Akhirnya Berdiri Perhimpunan Humas Rumah Sakit Indonesia

Sekelompok praktisi humas Rumah Sakit sepakat mendirikan asosiasi profesi yang bertujuan meningkatkan profesionalisme humas rumah sakit. Asosisasi itu bernama Perhimpunan Humas Rumah Sakit Indonesia, disingkat PERHUMASRI. Bertepatan dengan diselenggarakan Hospital Expo dan Seminar Nasional Persi 2017, Ketua Umum Perhimpunan Rumah Sakit Seluruh Indonesia (PERSI) Kuntjoro Adi Purjanto mengumumkan berdirinya PERHUMASRI dihadapan sekitar 1000 orang peserta acara pembukaan di Plenary Hall Jakarta Convention Center, Rabu (18/10/2017), Jakarta.

“Dengan berdirinya PERHUMASRI, diharapkan menjadi salah satu asosiasi profesi yang menjadi mitra PERSI dalam membangun dan meningkatkan profesionalisme SDM rumah sakit, khususnya Humas,” kata Kuntjoro dalam sambutan pembukaan.

PERHUMASRI lahir dari inisiatif sekelompok orang yang telah lulus sertifikasi kompetensi hubungan masyarakat yang digelar oleh PERSI bekerja sama dengan London School of Public Relations (LSPR). Sebanyak 45 orang berasal dari berbagai rumah sakit di Indonesia mengikuti dan dinyatakan berkompeten pada ujian kompetensi tanggal 19-20 September 2017 di Jakarta. Alumni membentuk Panitia yang bertugas menyiapkan nama asosiasi, AD/ART dan rencana pertemuan nasional.

“Tugas utama dan pertama panitia adalah menyiapkan nama asosiasi.
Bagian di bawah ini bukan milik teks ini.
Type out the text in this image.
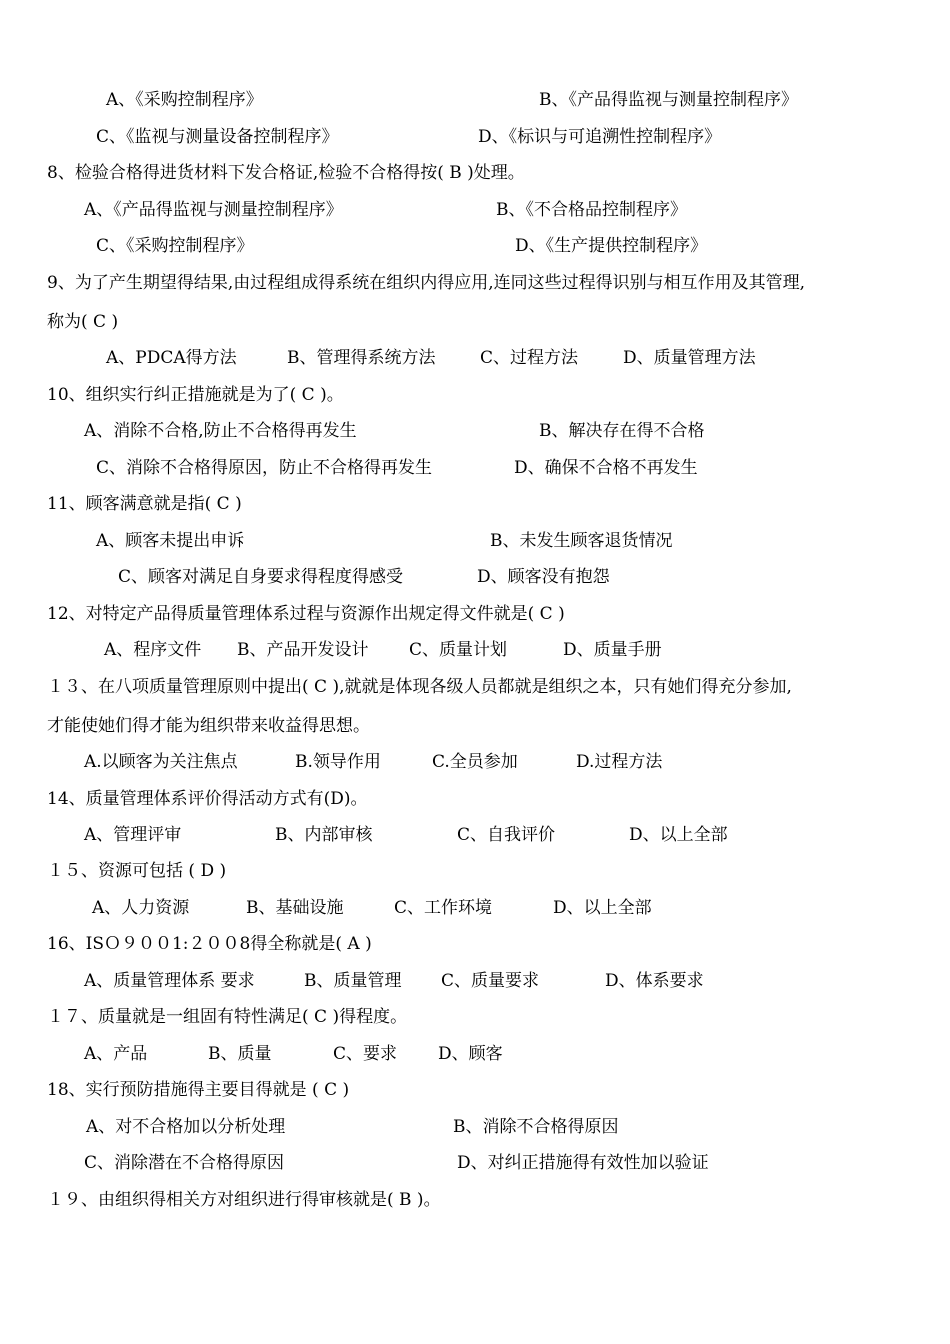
A、《采购控制程序》	B、《产品得监视与测量控制程序》
C、《监视与测量设备控制程序》	D、《标识与可追溯性控制程序》
8、检验合格得进货材料下发合格证,检验不合格得按( B )处理。
A、《产品得监视与测量控制程序》	B、《不合格品控制程序》
C、《采购控制程序》	D、《生产提供控制程序》
9、为了产生期望得结果,由过程组成得系统在组织内得应用,连同这些过程得识别与相互作用及其管理,
称为( C )
A、PDCA得方法	B、管理得系统方法	C、过程方法	D、质量管理方法
10、组织实行纠正措施就是为了( C )。
A、消除不合格,防止不合格得再发生	B、解决存在得不合格
C、消除不合格得原因，防止不合格得再发生	D、确保不合格不再发生
11、顾客满意就是指( C )
A、顾客未提出申诉	B、未发生顾客退货情况
C、顾客对满足自身要求得程度得感受	D、顾客没有抱怨
12、对特定产品得质量管理体系过程与资源作出规定得文件就是( C )
A、程序文件 B、产品开发设计 C、质量计划	D、质量手册
１３、在八项质量管理原则中提出( C ),就就是体现各级人员都就是组织之本，只有她们得充分参加,
才能使她们得才能为组织带来收益得思想。
A.以顾客为关注焦点	B.领导作用	C.全员参加	D.过程方法
14、质量管理体系评价得活动方式有(D)。
A、管理评审	B、内部审核	C、自我评价	D、以上全部
１５、资源可包括 ( D )
A、人力资源	B、基础设施	C、工作环境	D、以上全部
16、ISＯ９００1:２００8得全称就是( A )
A、质量管理体系 要求	B、质量管理 C、质量要求	D、体系要求
１７、质量就是一组固有特性满足( C )得程度。
A、产品	B、质量	C、要求 D、顾客
18、实行预防措施得主要目得就是 ( C )
A、对不合格加以分析处理	B、消除不合格得原因
C、消除潜在不合格得原因	D、对纠正措施得有效性加以验证
１９、由组织得相关方对组织进行得审核就是( B )。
Sekaligus, berkomunikasi dengan Panitia Hospital Expo,” kata Anjari Umarjiyanto, Ketua Panitia penyiapan PERHUMASRI.

Pengumuman berdirinya PERHUMASRI, kata Anjari, sengaja dipilih pada saat momentum pembukaan Hospital Expo. Pada saat itu hadir ribuan orang dari pemangku kepentingan rumah sakit seluruh Indonesia, baik unsur regulator, pemilik, manajemen rumah sakit, asosiasi dan profesi.

“Setelah pengumuman hari ini, segera kami siapkan akta pendirian dan persiapan pertemuan nasional,” tambah Ketua Kompartemen Public Relations dan Marketing Persi itu.

Pendiri dan Pemilik The London School of Public Relations (LSPR), Prita Kemal Gani menyambut baik berdirinya Perhumasri. “Semoga PERHUMASRI segera menjalin networking dengan Perhumas, Asean PR dan Global Alliance. Saya akan bantu nanti,” ujar The President of ASEAN Public Relations Network itu.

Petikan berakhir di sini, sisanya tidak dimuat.